Monday, August 16, 2010

Brits propose nuclear "renaissance"; Germans want to tax fuel rods (possible shutdown)

Some Brit eggheads from Cambridge are proposing a nuclear "renaissance", with replacement parts (novel concept), mobile power plants, much more efficient reactors, and "single use" sealed plants, the last idea improving security concerns. Their ideas are in response to decommissioning of current plants and environmental projections (i.e., global warming, dontcha know).

I think that the idea of small modular plants is catching on. They can show up in a lot of different ways. Our energy times are a-changin', whether or not the dinosaurs and denialists admit it and adapt to it.

Scientists call for global nuclear renaissance in new study

In other nuke news, the German government wants to tax fuel rods, but the German power producers don't like that power play, and are threatening a shutdown. They want a voluntary contribution system instead.

The Energy Collective has some deep insight on this:

Merkel's nuclear energy tax plan backfires

Interesting segment:

Merkel also wants Germany, and Europe, to do more to cut greenhouse gases. Green groups praise her for that, but want the nation's reactors shut down by 2020 to be replaced by wind and solar energy projects.

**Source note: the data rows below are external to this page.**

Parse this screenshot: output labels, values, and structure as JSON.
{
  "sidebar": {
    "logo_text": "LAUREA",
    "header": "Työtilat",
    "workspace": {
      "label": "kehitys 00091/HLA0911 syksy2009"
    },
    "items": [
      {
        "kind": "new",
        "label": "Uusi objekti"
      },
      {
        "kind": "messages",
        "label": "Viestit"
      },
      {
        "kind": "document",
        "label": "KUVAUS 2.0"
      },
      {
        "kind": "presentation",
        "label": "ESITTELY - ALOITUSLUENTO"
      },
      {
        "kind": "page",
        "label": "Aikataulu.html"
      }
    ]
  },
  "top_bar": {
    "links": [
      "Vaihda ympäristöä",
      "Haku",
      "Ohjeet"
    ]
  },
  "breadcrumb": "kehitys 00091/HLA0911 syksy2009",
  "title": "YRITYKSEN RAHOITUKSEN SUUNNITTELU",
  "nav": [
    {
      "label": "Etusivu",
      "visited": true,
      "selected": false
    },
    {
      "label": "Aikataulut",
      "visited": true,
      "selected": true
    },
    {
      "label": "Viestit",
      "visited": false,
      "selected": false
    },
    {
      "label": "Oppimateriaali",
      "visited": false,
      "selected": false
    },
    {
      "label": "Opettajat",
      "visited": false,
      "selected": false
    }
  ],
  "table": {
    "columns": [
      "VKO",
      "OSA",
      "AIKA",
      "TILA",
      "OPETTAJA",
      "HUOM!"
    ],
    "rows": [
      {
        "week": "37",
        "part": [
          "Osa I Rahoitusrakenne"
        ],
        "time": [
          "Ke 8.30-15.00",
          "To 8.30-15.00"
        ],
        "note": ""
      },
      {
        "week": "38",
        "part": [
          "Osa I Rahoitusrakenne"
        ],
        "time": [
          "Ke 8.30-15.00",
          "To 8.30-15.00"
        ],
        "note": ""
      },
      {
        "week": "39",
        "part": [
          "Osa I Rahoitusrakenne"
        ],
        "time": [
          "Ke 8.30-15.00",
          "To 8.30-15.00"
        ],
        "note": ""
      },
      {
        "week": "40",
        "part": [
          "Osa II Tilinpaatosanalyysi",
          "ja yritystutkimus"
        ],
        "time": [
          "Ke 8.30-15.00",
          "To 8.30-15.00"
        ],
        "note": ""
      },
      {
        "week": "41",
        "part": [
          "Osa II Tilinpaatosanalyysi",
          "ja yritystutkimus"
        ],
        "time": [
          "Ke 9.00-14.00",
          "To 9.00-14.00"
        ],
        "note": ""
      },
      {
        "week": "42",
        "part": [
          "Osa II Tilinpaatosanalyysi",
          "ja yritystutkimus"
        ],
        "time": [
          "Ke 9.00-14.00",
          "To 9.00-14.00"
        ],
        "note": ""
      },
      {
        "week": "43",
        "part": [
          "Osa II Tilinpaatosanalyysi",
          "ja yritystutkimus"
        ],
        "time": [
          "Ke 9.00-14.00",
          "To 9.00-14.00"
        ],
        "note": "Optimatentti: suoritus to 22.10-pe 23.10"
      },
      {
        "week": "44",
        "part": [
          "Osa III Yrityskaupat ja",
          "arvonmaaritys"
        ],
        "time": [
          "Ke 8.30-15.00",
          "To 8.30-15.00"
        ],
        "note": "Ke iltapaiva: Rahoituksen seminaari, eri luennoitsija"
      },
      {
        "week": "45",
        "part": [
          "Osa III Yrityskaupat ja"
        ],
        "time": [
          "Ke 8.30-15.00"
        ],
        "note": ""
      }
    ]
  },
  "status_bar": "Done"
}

Germany's export driven heavy industry is flatly opposed to the phase out of nuclear energy and asserts that pragmatic considerations indicate the reactors could be needed for another 30 years. No one has talked about building new reactors which the nation must start planning for now if it expects to keep their 25% share of the nation's power consumption.

I think Plan B is MUCH more realistic.